Support for combining reports with different IDs

csharrison commented 1 year ago

Ideally, it should be possible to make aggregate queries as flexible as possible within the system. To that end, it might be useful to consider support for grouping together multiple histograms that otherwise would need to be queried separately.

Here is an example: imagine I am tracking two types of conversions, purchases and “add to cart” events. Usually I query these independently to get breakdowns per type so I give them different Conversion IDs. However, during a particular week I may have a reduced volume of reports, and so I’d prefer to get a histogram combining the purchase and add to cart reports, which allows me to get aggregate data with less overall noise (one noise addition vs. two).

Note that this is the analog to ARA/issues/470 on the ARA side to allow more dynamic decision making.

winstrom commented 1 year ago

I want to make sure that I understand this clearly.

Consider the scenario where the aggregation system is being made more flexible and there is no change to the browser computation.

Combining bins within a single histogram makes sense since the user contributes a fixed amount to that particular histogram. Supporting pulling together sub-bins in order to get larger bin populations before adding noise to the sum would enable better analysis on periods with small numbers of users. This seems very similar to supporting dynamic time windows for data aggregation.

Combining multiple conversions is a more complicated question. Since we consider conversions independently, there is the possibility that publishers and advertisers could collude to link individual advertisements with individual conversions across sites and create a way to pull more cross site information into multiple conversions than would be supported with a single aggregate. This is mitigated by the noise being inserted per conversion histogram and maintaining a per-site privacy budget in the browser. Enabling the combination of these conversion histograms would require a re-budgeting of the central noise being added on any combined bins since they may contain more signal contribution from a single user than in a single conversion histogram.

Are you suggesting something more than new functionality in the protocol for aggregation?
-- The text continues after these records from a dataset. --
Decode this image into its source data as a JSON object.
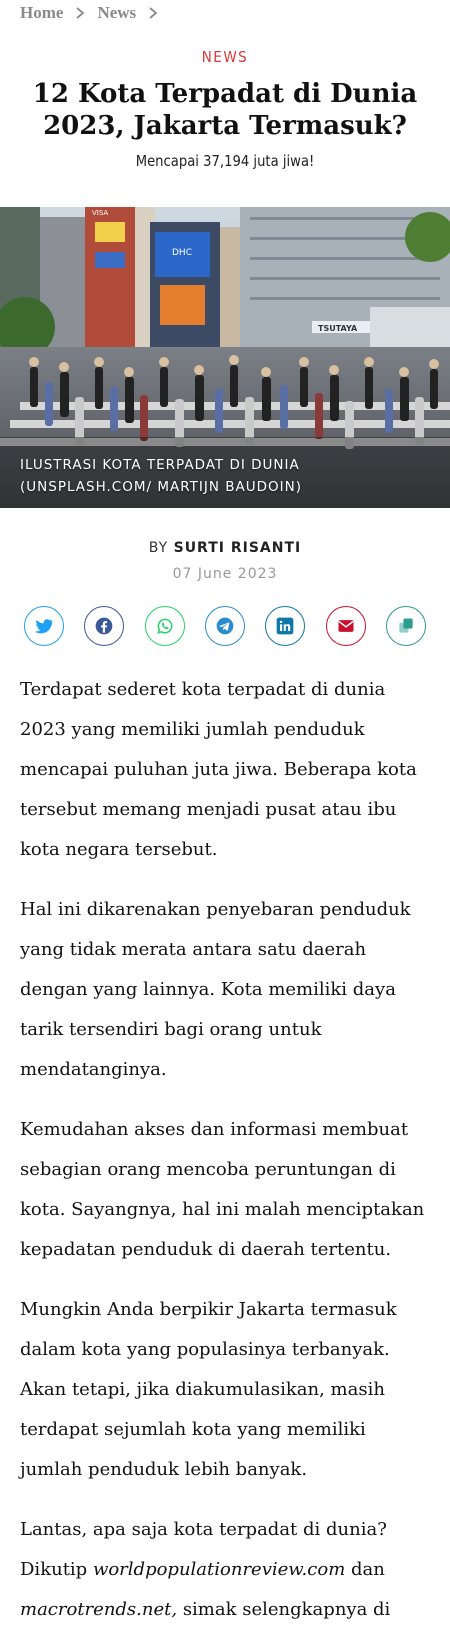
{
  "breadcrumb": {
    "home": "Home",
    "news": "News"
  },
  "category": "NEWS",
  "title": "12 Kota Terpadat di Dunia 2023, Jakarta Termasuk?",
  "subtitle": "Mencapai 37,194 juta jiwa!",
  "hero": {
    "caption": "ILUSTRASI KOTA TERPADAT DI DUNIA (UNSPLASH.COM/ MARTIJN BAUDOIN)",
    "signs": [
      "DHC",
      "TSUTAYA",
      "VISA"
    ]
  },
  "byline": {
    "prefix": "BY",
    "author": "SURTI RISANTI",
    "date": "07 June 2023"
  },
  "share": [
    {
      "name": "twitter",
      "icon": "twitter-icon",
      "color": "#1da1f2"
    },
    {
      "name": "facebook",
      "icon": "facebook-icon",
      "color": "#3b5998"
    },
    {
      "name": "whatsapp",
      "icon": "whatsapp-icon",
      "color": "#25d366"
    },
    {
      "name": "telegram",
      "icon": "telegram-icon",
      "color": "#2b8bd1"
    },
    {
      "name": "linkedin",
      "icon": "linkedin-icon",
      "color": "#0e76a8"
    },
    {
      "name": "email",
      "icon": "email-icon",
      "color": "#c8102e"
    },
    {
      "name": "copy",
      "icon": "copy-icon",
      "color": "#2a9d8f"
    }
  ],
  "article": {
    "p1": "Terdapat sederet kota terpadat di dunia 2023 yang memiliki jumlah penduduk mencapai puluhan juta jiwa. Beberapa kota tersebut memang menjadi pusat atau ibu kota negara tersebut.",
    "p2": "Hal ini dikarenakan penyebaran penduduk yang tidak merata antara satu daerah dengan yang lainnya. Kota memiliki daya tarik tersendiri bagi orang untuk mendatanginya.",
    "p3": "Kemudahan akses dan informasi membuat sebagian orang mencoba peruntungan di kota. Sayangnya, hal ini malah menciptakan kepadatan penduduk di daerah tertentu.",
    "p4": "Mungkin Anda berpikir Jakarta termasuk dalam kota yang populasinya terbanyak. Akan tetapi, jika diakumulasikan, masih terdapat sejumlah kota yang memiliki jumlah penduduk lebih banyak.",
    "p5_a": "Lantas, apa saja kota terpadat di dunia? Dikutip ",
    "p5_link1": "worldpopulationreview.com",
    "p5_b": " dan ",
    "p5_link2": "macrotrends.net,",
    "p5_c": " simak selengkapnya di bawah ini!"
  }
}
Is there a better analysis for this than I've done (since this is my first pass at this question)?

csharrison commented 1 year ago

Yes I am suggesting combining separate histograms, not just combining bins within a single histogram.
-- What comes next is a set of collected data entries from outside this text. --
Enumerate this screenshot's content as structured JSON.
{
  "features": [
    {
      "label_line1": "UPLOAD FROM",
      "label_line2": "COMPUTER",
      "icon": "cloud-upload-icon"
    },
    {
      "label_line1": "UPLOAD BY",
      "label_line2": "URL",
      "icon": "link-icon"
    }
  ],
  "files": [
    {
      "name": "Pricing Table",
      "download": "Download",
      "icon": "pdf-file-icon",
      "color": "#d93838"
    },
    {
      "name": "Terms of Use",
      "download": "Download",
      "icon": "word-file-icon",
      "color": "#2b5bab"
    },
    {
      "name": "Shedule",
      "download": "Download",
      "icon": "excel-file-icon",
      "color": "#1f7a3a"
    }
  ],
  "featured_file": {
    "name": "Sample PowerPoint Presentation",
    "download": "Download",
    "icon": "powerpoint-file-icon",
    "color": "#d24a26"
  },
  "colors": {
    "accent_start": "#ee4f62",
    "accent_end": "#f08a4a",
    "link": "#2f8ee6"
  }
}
The privacy question is a good one. Let me try to answer. First for simplicity consider the case where every user is only allowed to engage with a single ad per time window, and each ad/conversion marks itself as contributing to N separate conversions. Now, the ad tech wants to combine all of these N histograms together.
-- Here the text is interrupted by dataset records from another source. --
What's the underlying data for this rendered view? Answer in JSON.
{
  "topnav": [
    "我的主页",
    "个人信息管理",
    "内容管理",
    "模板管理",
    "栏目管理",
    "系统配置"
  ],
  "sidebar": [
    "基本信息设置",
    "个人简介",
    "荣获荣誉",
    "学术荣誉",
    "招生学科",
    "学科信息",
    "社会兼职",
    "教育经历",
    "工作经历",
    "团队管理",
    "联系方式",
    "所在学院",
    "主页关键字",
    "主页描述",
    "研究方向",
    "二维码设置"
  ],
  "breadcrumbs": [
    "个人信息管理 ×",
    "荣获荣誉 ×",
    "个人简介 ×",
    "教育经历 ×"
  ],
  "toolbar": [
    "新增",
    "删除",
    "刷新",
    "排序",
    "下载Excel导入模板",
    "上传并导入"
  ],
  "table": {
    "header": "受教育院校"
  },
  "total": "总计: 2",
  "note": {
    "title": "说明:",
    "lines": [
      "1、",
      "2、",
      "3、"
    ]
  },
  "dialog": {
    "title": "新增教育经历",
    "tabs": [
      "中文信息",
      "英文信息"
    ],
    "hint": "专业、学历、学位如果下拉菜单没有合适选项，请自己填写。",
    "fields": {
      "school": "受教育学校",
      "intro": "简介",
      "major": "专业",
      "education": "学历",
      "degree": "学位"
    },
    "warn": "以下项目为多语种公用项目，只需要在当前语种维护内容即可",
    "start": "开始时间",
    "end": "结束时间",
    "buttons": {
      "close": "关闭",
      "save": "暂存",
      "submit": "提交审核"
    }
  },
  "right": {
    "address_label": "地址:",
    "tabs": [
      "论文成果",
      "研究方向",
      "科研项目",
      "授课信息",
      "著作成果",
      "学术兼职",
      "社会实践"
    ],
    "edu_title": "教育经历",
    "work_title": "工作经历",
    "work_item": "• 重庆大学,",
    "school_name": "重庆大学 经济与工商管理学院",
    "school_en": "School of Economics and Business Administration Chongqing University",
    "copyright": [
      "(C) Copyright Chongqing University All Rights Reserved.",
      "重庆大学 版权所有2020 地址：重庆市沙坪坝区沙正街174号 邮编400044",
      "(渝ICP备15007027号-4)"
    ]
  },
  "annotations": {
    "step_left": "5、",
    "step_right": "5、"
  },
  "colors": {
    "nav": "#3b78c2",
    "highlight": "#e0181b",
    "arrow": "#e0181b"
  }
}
In the aggregate of the N histograms, you know any given ad contributed at most N times, so it is safe to add noise proportional to O(N). In a way, you can view this as a "combining bins" operation within the "virtual histogram" which is just all N histograms concatenated with each other, and you've bounded the sensitivity of any ad to this "virtual histogram" to N.

This trick works in the more complicated case where you allow multiple ad events per some partition (e.g. <site, time>). For instance, if you have a per-site/day bound of k ad events, then you know your "virtual histogram" in this boundary will have effective sensitivity k N, and you would need to add O(k N) noise.

The trick even works if the sensitivities of the histograms are different (and you still want to combine them for some reason), by just artificially scaling the histograms with smaller sensitivities to match the histograms with larger sensitivities, and then applying the larger noise.

LMK if that makes sense (or if I'm missing something 😄 )

martinthomson commented 1 year ago

The simple combination that I'm imagining here seems fine to me. @csharrison, you didn't specify how the histograms were combined, but I'm assuming a simple mapping. That is, either you just glue the histograms together so that you get a histogram of size $\sum_i |H_i|$. Alternatively, I can imagine a mapping function that takes a bucket in each input histogram and maps to a bucket in an output histogram, the values of which are summed.

The simple concatenation might allow you to use L2 sensitivity, but the full mapping might force you to use L1.

Does this have any potential to combine information from multiple ad impressions that occur on different sites? I couldn't see how, but I'm not particularly smart right now. I think that that is only a risk if the combination method is more complicated than the ones I described.

winstrom commented 1 year ago

I agree with @martinthomson that this simple mapping described by @csharrison will keep the privacy promises made by the browser. So I'm not opposed to allowing this type of combination in the back end.

However, I'm not sure how much utility gain is gotten from combining multiple histograms this way. I haven't thought through this completely but naively if I have $H^1$ and $H^2$ as the two reported histograms and I have a couple mappings into new bins defined by $M^1$ and $M^2$ I can combine them into $H^3$ where $H^3_i = \Sigmaj M^1{i,j} H^1_j + \Sigmaj M^2{i,j} H^2_j$. In order to put noise on this combination I can either add the noise directly to $H^3$ in the MPC system or and I can add noise independently to $\Sigmaj M^1{i,j} H^1_j$ and $\Sigmaj M^2{i,j} H^2_j$, release them, and then combine them after the fact.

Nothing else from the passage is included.